At trial, the Central District of California held that defendant had engaged in false advertising in violation of Section 43 of the Lanham Act and imposed a permanent injunction but did not find the case was “exceptional” as needed to award attorney’s fees.

Both sides appealed. On July 28, the Ninth Circuit agreed that defendants had violated the Lanham Act. Indeed, it found defendants’ conduct was so misleading to consumers that the district court erred in not awarding fees. 

“Defendants challenge the district court’s finding that their deception was willful — and thus ‘exceptional’ under Horphag [Research Ltd. v. Garcia, 475 F.3d 1029 (9th Cir. 2007)] and Lindy Pen [Co. v. Bic Pen Corp., 982 F.2d 1400 (9th Cir. 1993)]. But the district’s willfulness finding is supported by evidence that defendants planned to mislead site visitors and knew that their conduct confused consumers. Defendants associated their website with URLs and search terms that falsely implied DMV.org was a government site. They had in their possession hundreds of emails sent by consumers who contacted DMV.org thinking it was a state agency. And DMV.org’s director of customer service testified that he voiced concerns about these emails to senior management.

“Defendants claim that they reacted by ‘explain[ing] away any confusion’ and adding disclaimers to the bottom of each web page. But defendants knew that the disclaimers were ineffective, because adding them didn’t end the stream of emails sent by consumers who thought they’d contacted their state DMV. There was overwhelming proof that defendants knew their statements confused consumers and did little or nothing to remedy it. The district court could reasonably infer that they willfully deceived the public.”

The case cite is Trafficschool.com, Inc. v. Edriver Inc., __ F.3d __, 2011 WL 3198226, Nos. 08-56518, 08-56588, 09-5533 (9th Cir. July 28, 2011).

Western District Awards Attorney's Fees in "Roof Broker" False Advertising Case

In March, Western District Judge Richard Jones entered a permanent injunction against defendant “roof broker” James Garcia in the false advertising case of CertainTeed Corp. v. Seattle Roof Brokers. (Past STL posts here and here).

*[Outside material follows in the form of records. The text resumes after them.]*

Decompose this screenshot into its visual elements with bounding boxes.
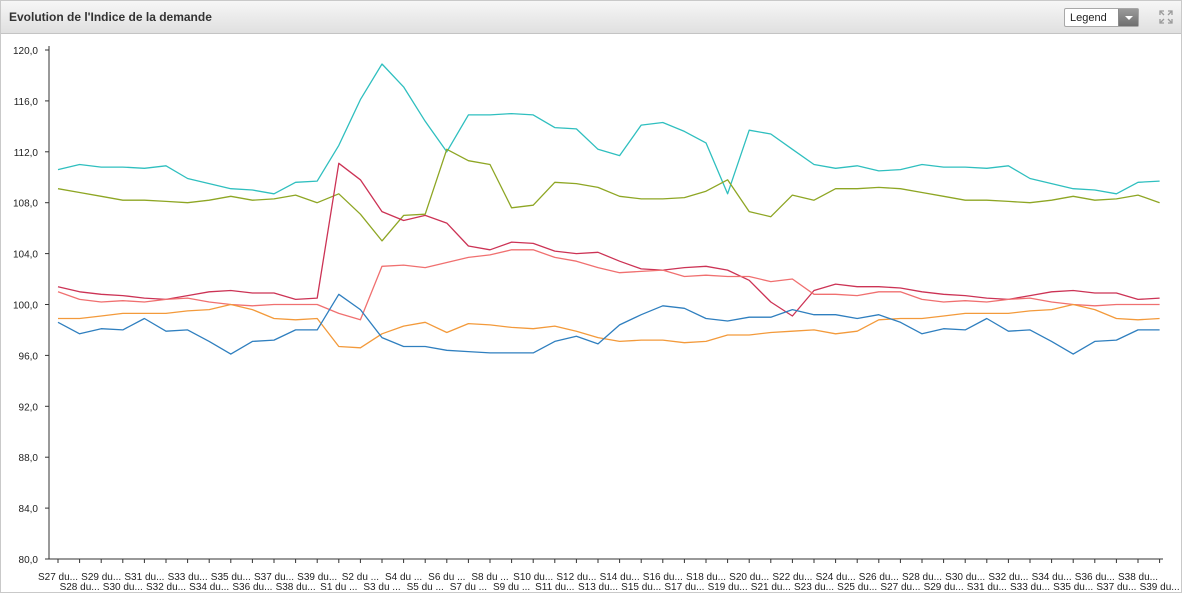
series-line-4[interactable] [57, 249, 1160, 321]
y-tick-label: 100,0 [13, 301, 38, 312]
series-line-3[interactable] [57, 162, 1160, 317]
x-tick-label: S2 du ... [342, 572, 379, 583]
x-tick-label: S39 du... [297, 572, 337, 583]
x-tick-label: S29 du... [81, 572, 121, 583]
x-tick-label: S8 du ... [471, 572, 508, 583]
line-chart: 80,0 84,0 88,0 92,0 96,0 100,0 104,0 108,0 112,0… [13, 46, 1180, 592]
y-tick-label: 84,0 [19, 504, 39, 515]
x-tick-label: S28 du... [902, 572, 942, 583]
x-tick-label: S21 du... [751, 582, 791, 592]
y-tick-label: 96,0 [19, 351, 39, 362]
x-tick-label: S27 du... [880, 582, 920, 592]
series-lines [57, 63, 1160, 355]
chevron-down-icon [1118, 9, 1138, 26]
x-tick-label: S10 du... [513, 572, 553, 583]
x-tick-label: S26 du... [859, 572, 899, 583]
chart-axes [45, 46, 1163, 563]
x-tick-label: S12 du... [556, 572, 596, 583]
x-tick-label: S38 du... [1118, 572, 1158, 583]
x-tick-label: S16 du... [643, 572, 683, 583]
panel-header: Evolution de l'Indice de la demande Lege… [1, 1, 1181, 34]
x-tick-label: S36 du... [1075, 572, 1115, 583]
x-tick-label: S32 du... [988, 572, 1028, 583]
x-tick-label: S33 du... [1010, 582, 1050, 592]
chart-title: Evolution de l'Indice de la demande [9, 10, 212, 24]
legend-dropdown-label: Legend [1070, 12, 1107, 24]
x-axis-tick-labels: S27 du...S28 du...S29 du...S30 du...S31 … [38, 572, 1180, 592]
x-tick-label: S3 du ... [363, 582, 400, 592]
x-tick-label: S20 du... [729, 572, 769, 583]
x-tick-label: S29 du... [924, 582, 964, 592]
x-tick-label: S31 du... [124, 572, 164, 583]
x-tick-label: S31 du... [967, 582, 1007, 592]
x-tick-label: S35 du... [211, 572, 251, 583]
series-line-5[interactable] [58, 303, 1160, 349]
y-tick-label: 108,0 [13, 199, 38, 210]
y-tick-label: 92,0 [19, 402, 39, 413]
y-tick-label: 80,0 [19, 555, 39, 566]
x-tick-label: S18 du... [686, 572, 726, 583]
x-tick-label: S24 du... [816, 572, 856, 583]
x-tick-label: S17 du... [664, 582, 704, 592]
y-tick-label: 120,0 [13, 46, 38, 57]
legend-dropdown[interactable]: Legend [1064, 8, 1139, 27]
x-tick-label: S25 du... [837, 582, 877, 592]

The order permanently enjoins Mr. Garcia and his unincorporated entities from stating in any advertising promoting his roofing business that “CertainTeed products ‘have a history of premature failure’” and “that CertainTeed products will fail or will not pass a resale inspection after 15-20 years, or any other statements in which Mr. Garcia represents that the majority of CertainTeed roofs will fail or will not pass an inspection after a particular term of years.”

On July 8, the court awarded CertainTeed its attorney’s fees in the amount of $114,681.50. Since it found Mr. Garcia had violated the Consumer Protection Act, the court did not need to determine that the case was “exceptional” for purposes of awarding fees under the Lanham Act.

The court found: “…. CertainTeed has not attempted to claim fees for much of the time its attorneys expended in this litigation. This is in part because CertainTeed acknowledges that it did not prevail on every claim or every request for relief from the court. In part, however, CertainTeed declined to claim certain fees simply to ensure that its overall fee request was reasonable. The court finds that CertainTeed could have reasonably claimed an award higher than the one it requested.”

The case cite is CertainTeed Corp. v. Seattle Roof Brokers, No. 09-0563 (W.D. Wash. July 8, 2011) (Jones, J).